Спасение же мое произошло следующим образом. Один из бывших в шлюпке пассажиров-моряков увидел меня в тот момент, когда, показавшись на секунду на поверхности, я во второй раз пошел ко дну. Он нырнул за мной и, схватив сзади под мышку левой руки, выплыл на поверхность. Откачивание и оттирание в шлюпке не привели ни к чему, и перевозчик привез меня на "Армиду" как утопленника. Здесь были снова nepeпpoбованы все известные средства, а затем, видя их безуспешность, капитан велел положить меня ничком на палубу, подложить под живот мое же свернутое платье и, накрыв брезентом, оставить до утра. Так пролежал я с девяти часов вечера до двух часов ночи, когда благодаря какому-то чуду жизнь вернулась ко мне сама собой. Через день я снова принимал уже участие в судовых работах.
В Ньюкасле на берегу я не нашел ничего интересного: город очень напоминал провинциальные английские города. Такие же гладко мощенные улицы, двух- и трехэтажные дома, крытые черепицей, магазины, освещенные газовыми рожками, фундаментальные и важные полицейские, "бобби", как их называют матросы.
Интересно, откуда происходит это слово: от собственного ли шутливо сокращенного имени (например, матросов зовут "джек", солдат - "томми") или от жаргонного слова "боб", обозначающего шиллинг? Английские полисмены, когда их о чем-нибудь просят, часто притворяются, что ничего не слышат, и поворачиваются к вам спиной, заложив назад руки и сложив одну из ладоней лодочкой. Если в эту лодочку положить шиллинг, то "бобби" мгновенно повертывается к вам лицом и делается необыкновенно любезным.
Целую неделю, если не больше, простояли мы на якоре в ожидании своей очереди; затем нас поставили к пристани рядом, с американским барком "Делавар", на котором оказалось двое приятелей с "Карлтона".
В Батавию
Нагрузившись углем, "Армида" весело натянула белые хлопчатобумажные паруса, и тронулась в Батавию.
Быстро уменьшали мы широту и на восемнадцатый день плавания вошли в Торресов пролив. В то время редко кому приходилось проходить этим опасным и тогда еще мало исследованным местом. Коралловые рифы и банки так часто служили могилой кораблям, что между моряками не много находилось охотников полюбоваться на покрытые тропической зеленью острова, опрокинувшиеся, как в зеркале, в ярко-голубой и прозрачной воде Торресова пролива.
Осмотрительно вошли мы в этот прекрасный, но коварный пролив. Все верхние паруса были убраны, фок и грот взяты на гитовы, а на фор-салинге бессменно сидел матрос, зорко всматриваясь вперед и в глубь прозрачной воды.
На другой день плавания проливом, с рассветом, мы увидели на горизонте, позади нас, паруса шедшего вслед корабля; он нес все, что только можно было поставить, но тем не менее догнать нашу быстрокрылую "Армиду" было нелегко, и к заходу солнца он был позади еще милях в четырех.

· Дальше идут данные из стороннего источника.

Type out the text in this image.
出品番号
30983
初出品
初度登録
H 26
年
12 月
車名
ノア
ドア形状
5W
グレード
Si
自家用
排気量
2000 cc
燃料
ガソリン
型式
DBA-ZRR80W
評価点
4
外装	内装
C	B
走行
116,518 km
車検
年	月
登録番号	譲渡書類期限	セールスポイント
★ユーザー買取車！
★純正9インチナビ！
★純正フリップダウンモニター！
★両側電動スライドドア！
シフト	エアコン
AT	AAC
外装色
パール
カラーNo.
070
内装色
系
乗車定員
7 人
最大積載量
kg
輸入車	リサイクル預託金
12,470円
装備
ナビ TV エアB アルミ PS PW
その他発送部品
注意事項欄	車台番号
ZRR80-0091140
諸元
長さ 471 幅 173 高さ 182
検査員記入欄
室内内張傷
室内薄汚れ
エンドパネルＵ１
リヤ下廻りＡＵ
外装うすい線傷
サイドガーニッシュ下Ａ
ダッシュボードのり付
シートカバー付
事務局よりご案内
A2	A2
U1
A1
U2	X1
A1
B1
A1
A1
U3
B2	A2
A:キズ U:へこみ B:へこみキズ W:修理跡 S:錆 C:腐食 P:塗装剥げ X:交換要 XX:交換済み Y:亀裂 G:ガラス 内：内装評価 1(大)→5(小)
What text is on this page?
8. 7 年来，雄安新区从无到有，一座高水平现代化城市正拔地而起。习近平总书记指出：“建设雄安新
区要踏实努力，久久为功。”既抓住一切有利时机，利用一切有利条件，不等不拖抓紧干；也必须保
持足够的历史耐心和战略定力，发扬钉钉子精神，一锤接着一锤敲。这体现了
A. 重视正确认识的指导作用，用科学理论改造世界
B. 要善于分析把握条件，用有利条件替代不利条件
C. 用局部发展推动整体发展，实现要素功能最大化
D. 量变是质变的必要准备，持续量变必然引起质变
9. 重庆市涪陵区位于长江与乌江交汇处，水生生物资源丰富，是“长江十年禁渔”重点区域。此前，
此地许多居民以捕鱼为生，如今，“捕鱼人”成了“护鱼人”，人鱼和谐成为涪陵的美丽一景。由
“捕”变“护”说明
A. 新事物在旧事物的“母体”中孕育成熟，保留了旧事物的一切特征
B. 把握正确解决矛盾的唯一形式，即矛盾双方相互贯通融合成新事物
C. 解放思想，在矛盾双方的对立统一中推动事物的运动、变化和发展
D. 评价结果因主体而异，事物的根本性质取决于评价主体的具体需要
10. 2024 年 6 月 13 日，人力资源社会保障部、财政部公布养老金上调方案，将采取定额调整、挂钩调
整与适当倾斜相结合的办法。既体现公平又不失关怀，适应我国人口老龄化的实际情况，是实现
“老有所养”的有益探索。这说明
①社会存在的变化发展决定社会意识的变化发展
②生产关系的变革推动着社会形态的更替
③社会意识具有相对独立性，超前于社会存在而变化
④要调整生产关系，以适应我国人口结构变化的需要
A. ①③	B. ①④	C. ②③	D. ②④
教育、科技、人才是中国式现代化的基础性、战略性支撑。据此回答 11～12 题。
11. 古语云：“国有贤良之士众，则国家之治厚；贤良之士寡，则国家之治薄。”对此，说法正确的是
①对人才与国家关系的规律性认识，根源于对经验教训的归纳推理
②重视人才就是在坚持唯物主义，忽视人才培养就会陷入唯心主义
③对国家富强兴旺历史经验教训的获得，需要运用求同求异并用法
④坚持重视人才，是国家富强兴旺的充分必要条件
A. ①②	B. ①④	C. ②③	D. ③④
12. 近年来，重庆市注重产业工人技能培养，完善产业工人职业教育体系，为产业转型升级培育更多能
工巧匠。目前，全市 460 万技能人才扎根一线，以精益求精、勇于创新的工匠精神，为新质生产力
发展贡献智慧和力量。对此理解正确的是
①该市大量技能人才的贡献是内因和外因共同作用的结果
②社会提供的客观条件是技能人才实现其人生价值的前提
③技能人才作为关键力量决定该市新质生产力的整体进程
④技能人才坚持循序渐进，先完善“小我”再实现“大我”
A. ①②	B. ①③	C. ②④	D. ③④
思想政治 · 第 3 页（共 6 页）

Наконец, на другой день часов в восемь утра, ему удалось нас догнать. Это было судно с фрегатским вооружением, но с очень полным образованием. Корабль поднял американский флаг и затем по обычаю обменялся с нами сигналами, из которых мы узнали, что он идет в Калькутту, имея только балласт и на обеих палубах около трехсот лошадей. Имя его было "Джон ди Коста". Лихо наклонившись на правый борт, под поставленными до последнего лиселя парусами, и подымая целую гору воды и пены своим тупым носом, он прошуршал у нас по наветренному борту всего в полукабельтове и обдал едким запахом конского навоза.
- Ох, не к добру он такого шика задает, - сказал наш капитан, покачав головой.
И действительно, через какой-нибудь час мы увидели, что "Джон ди Коста" как-то неестественно повернулся к ветру и сильно наклонился на левый бок, причем все паруса его заполоскали и захлопали о мачты.
- Готово! - сказал наш капитан.
В самом деле было "готово": "американец" сидел на коралловом рифе.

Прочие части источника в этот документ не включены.